The primary difference between the USA Act and FISA is the definition of terrorism. In FISA, terrorism is limited to acts that are "backed by a foreign power." The phrase "foreign power" is commonly interpreted to refer to a foreign government. Focus on Al Qaeda after September 11 raised the issue that there are terrorists who are not backed by a foreign government and even those who may act completely alone. In the USA Act, terrorism was redefined to be activity that appears to be intended to (1) intimidate or coerce the government or civil population AND (2) breaks criminal laws AND (3) endangers human life.

==Financial Anti-Terrorism Act==

The Financial Anti-Terrorism Act of 2001 was a bill calling for the Federal Government to have the increased ability to control and monitor financial criminals and the ability to sentence them.

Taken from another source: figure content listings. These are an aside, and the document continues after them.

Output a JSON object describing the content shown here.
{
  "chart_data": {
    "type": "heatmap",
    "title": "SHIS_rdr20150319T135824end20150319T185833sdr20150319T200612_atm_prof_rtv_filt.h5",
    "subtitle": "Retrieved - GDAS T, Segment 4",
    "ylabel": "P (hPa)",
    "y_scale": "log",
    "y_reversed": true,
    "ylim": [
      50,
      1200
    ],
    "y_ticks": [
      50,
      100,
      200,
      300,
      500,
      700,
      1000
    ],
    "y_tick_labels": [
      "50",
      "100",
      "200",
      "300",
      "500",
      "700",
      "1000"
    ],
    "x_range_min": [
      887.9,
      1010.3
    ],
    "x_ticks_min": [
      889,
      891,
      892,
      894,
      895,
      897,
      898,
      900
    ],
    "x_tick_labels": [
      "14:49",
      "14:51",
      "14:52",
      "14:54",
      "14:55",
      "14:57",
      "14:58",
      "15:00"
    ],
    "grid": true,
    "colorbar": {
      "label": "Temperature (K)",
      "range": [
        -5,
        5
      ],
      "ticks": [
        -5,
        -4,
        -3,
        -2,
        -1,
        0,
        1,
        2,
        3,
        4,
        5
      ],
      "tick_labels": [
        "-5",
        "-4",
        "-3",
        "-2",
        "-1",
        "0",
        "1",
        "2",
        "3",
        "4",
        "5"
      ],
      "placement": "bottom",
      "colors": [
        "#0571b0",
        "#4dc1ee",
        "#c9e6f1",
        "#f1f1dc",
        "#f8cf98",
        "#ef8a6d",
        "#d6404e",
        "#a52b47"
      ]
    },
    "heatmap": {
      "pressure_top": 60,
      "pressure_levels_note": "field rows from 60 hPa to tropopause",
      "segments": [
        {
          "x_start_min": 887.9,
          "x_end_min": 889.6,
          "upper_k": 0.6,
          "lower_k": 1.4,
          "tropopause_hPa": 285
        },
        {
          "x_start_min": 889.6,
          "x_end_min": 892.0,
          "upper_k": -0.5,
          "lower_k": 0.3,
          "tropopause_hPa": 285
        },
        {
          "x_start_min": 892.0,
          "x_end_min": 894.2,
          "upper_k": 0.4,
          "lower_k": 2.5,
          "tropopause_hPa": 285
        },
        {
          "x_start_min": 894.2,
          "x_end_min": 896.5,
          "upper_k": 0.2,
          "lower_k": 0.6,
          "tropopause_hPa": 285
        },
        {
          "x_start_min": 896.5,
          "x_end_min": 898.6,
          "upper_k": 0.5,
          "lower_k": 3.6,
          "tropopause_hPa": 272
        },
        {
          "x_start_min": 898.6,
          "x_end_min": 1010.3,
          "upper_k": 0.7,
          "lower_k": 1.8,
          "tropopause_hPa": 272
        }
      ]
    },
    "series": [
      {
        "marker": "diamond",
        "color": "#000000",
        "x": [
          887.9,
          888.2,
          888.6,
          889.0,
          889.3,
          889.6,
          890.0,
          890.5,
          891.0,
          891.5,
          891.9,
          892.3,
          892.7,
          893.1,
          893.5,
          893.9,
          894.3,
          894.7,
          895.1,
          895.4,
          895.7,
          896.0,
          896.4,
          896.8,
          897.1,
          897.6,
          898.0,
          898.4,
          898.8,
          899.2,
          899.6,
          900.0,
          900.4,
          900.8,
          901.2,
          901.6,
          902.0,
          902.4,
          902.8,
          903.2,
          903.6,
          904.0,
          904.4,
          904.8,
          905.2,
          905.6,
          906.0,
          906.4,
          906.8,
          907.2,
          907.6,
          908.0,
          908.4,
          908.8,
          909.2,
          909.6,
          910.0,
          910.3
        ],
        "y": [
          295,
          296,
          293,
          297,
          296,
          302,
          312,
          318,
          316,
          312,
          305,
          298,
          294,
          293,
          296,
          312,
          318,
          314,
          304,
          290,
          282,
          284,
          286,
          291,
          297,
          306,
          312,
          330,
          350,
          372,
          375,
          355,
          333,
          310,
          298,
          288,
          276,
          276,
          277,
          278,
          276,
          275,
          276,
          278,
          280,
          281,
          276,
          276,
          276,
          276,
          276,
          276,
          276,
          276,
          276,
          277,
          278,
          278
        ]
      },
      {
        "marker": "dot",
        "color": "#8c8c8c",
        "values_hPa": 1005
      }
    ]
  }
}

The Financial Anti-Terrorism Act allows:
- Criminals to be punished, those who were engaged in illegal money practices
- Gives procedural guidelines for Federal subpoenas for records of funds in correspondent bank accounts
- Federal jurisdiction over foreign money launderers and over money laundered through a foreign bank
- All financial institutions to be forced to form an anti-money laundering program

==Legislative history: combining into the USA PATRIOT Act==

The USA Act passed the House on October 12, 2001, and by the Senate on October 11, 2001.

On October 17, 2001 the Financial Anti-Terrorism Act passed the House of Representatives: 412-1. The only Representative to vote "Nay" was Ron Paul.

The USA Act and the Financial Anti-Terrorism Act were combined to become the USA PATRIOT Act on October 26, 2001.